Topic: Miscellaneous 2:29 pm EST, Feb 18, 2008

This would be funny if it wasn't for the millions of partisan Republicans who believe it and will be parroting versions of it for the next few days.

Amanda Carpenter, a Townhall.com columnist, has prepared a spreadsheet showing that 66 trial lawyers representing plaintiffs in the telecommunications suits have contributed $1.5 million to Democratic senators and causes. Of the 29 Democratic senators who voted against the FISA bill last Tuesday, 24 took money from the trial lawyers (as did two absent senators, Hillary Clinton and Barack Obama).

Even if correlation were causation, it takes a special kind of blindness to put a huge amount of effort into researching the campaign contributions of all of the lawyers involved in various suits against the telecommunications companies without doing any research at all into the contributions made by the companies themselves or the members of the law firms they've hired.

Irrespective, the people who work for the EFF (and similar organizations like the ACLU) make enormous career sacrifices in order to contribute to issues that they consider important. The idea that they are sitting in a lair somewhere counting gold coins and laughing manically as they make strategic campaign donations in attempt to further their personal success, all the while harming America's security against terrorism... Well, that idea might help some Republicans sleep better at night, because it allows them to ignore the strenuous objections raised to the power grabs that have been made by this administration, but its perfectly insane.

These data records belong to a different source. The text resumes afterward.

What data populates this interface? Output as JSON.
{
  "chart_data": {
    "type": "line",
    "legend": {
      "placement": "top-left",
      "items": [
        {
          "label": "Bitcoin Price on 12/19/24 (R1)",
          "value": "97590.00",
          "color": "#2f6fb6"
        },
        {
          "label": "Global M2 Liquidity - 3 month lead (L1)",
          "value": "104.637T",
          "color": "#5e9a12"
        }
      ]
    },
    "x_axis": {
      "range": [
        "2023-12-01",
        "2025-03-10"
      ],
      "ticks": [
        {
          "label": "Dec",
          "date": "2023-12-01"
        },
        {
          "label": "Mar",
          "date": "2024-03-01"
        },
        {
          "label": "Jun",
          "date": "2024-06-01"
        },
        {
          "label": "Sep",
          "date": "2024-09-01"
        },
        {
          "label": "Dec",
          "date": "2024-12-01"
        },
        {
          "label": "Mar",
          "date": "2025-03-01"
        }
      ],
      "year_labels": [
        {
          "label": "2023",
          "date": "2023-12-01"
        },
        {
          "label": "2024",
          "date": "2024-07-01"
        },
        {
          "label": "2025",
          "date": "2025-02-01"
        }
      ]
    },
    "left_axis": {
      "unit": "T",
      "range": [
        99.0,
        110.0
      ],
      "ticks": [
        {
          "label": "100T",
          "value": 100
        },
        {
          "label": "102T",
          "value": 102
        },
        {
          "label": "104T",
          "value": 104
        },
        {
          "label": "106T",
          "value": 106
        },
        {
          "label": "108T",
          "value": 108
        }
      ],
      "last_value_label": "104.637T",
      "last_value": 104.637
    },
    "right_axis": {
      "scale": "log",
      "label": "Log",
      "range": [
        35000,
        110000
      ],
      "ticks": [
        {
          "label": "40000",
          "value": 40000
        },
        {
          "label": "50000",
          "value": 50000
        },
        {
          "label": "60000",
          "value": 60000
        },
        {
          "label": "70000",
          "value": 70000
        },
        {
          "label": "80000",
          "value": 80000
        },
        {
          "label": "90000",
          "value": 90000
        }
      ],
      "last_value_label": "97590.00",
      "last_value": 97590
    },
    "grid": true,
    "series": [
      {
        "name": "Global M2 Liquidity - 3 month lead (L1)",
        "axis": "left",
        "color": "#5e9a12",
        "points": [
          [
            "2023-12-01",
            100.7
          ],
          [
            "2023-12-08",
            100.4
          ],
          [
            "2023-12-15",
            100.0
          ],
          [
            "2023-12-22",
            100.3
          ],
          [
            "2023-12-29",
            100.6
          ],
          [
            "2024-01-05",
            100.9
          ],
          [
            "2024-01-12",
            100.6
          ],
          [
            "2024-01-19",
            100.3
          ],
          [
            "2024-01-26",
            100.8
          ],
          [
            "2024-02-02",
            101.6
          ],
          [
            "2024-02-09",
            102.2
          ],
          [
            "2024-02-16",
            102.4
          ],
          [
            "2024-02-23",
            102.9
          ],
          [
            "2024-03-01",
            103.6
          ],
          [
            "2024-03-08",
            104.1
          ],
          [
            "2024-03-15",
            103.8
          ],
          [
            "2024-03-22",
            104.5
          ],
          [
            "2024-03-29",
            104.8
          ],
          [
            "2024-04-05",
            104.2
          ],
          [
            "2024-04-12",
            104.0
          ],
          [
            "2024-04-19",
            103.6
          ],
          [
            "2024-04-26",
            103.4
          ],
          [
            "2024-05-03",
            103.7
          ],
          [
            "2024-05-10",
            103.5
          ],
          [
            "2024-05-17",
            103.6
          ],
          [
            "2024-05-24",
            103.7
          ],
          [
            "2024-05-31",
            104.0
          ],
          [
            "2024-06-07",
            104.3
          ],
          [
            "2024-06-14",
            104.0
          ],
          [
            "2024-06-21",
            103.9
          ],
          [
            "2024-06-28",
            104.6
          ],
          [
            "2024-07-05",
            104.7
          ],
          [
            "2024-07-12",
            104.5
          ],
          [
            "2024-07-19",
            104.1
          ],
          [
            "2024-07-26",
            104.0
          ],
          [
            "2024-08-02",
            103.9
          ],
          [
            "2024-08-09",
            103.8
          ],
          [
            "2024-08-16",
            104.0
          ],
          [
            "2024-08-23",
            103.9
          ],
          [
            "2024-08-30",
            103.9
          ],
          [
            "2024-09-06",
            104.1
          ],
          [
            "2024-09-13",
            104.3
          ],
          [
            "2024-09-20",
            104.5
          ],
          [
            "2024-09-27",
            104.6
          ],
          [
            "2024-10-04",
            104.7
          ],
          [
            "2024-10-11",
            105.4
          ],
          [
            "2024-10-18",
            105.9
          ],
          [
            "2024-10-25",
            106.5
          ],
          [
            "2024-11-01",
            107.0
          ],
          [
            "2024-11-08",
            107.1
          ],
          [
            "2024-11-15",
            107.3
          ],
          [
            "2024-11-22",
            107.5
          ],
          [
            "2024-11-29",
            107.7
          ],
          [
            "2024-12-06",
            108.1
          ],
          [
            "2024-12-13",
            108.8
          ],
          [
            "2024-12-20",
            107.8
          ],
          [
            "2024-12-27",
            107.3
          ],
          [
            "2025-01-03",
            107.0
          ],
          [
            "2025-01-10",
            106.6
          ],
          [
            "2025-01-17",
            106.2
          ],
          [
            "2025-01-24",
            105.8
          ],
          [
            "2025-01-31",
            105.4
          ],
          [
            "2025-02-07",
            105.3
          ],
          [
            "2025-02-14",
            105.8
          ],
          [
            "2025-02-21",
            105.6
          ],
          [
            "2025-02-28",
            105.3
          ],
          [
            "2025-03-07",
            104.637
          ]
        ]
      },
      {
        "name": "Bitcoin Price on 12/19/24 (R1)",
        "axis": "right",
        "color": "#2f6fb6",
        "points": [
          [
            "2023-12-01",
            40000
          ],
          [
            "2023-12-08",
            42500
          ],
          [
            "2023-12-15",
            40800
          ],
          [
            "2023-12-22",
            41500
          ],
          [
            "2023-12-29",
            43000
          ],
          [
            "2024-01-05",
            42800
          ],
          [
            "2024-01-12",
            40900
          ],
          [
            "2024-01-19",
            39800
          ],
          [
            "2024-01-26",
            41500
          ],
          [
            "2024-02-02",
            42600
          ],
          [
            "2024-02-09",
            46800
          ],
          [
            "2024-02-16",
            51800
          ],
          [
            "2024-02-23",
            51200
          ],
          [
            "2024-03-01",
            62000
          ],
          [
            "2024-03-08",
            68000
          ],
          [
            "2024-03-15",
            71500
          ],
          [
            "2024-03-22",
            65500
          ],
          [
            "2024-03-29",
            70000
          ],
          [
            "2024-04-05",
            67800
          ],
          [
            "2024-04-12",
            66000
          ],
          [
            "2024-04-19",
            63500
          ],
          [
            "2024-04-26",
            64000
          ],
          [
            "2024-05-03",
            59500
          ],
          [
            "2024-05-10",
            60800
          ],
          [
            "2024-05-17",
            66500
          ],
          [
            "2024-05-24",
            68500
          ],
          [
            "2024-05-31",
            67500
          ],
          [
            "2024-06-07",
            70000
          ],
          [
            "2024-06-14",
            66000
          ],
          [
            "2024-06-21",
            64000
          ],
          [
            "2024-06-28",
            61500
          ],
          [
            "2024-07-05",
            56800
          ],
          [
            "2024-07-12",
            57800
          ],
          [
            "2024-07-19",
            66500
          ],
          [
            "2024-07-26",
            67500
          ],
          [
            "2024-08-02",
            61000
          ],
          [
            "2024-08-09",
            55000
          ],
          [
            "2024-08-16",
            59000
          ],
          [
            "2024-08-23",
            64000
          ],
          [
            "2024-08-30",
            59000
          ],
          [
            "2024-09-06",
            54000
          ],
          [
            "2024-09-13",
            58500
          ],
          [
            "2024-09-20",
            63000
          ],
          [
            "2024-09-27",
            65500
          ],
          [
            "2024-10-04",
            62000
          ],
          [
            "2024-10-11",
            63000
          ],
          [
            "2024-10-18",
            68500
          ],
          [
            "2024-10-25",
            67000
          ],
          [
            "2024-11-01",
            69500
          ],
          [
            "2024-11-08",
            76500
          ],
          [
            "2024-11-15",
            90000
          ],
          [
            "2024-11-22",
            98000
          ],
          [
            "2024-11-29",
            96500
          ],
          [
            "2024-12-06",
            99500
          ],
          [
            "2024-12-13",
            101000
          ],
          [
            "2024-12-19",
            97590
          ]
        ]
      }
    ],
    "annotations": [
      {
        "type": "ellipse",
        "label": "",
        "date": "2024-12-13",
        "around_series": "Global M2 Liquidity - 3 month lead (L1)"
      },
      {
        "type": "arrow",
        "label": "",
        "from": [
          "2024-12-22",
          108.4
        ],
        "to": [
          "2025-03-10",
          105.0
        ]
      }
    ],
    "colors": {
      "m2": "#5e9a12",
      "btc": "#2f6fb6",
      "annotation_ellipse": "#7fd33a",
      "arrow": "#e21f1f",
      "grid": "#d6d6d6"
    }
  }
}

I care whether or not the phone company looks twice when someone claiming to be a law enforcement officer engaged in a legitimate investigation wants access to my phone calls. I want them to double check, and if the request isn't legal I want them to refuse access. This immunity sets a precedent that if the police engage in an illegal investigation there is no reason the phone companies should refuse to grant them access. It reopens the door to the sort of domestically targeted, politically motivated spying which lead to the passage of FISA in the first place. If this immunity is passed an administration that wishes to target it's domestic political enemies need merely come knocking with a document which says "Authorized by the AG" and if the phone companies object they can say "worst case, you'll get immunity."

I'm, frankly, open to the idea that the amount of civil liability faced here is too much. But, if the Republicans wish my support for immunity they must first explain HOW they intend to hold the Administration and the telcos accountable for illegal activities! They are not going to get anywhere by trying to convince me that no one actually has the concerns that I actually have, and that those who claim to have those concerns have been paid off.

Bob Novak thinks the EFF is in it for the money!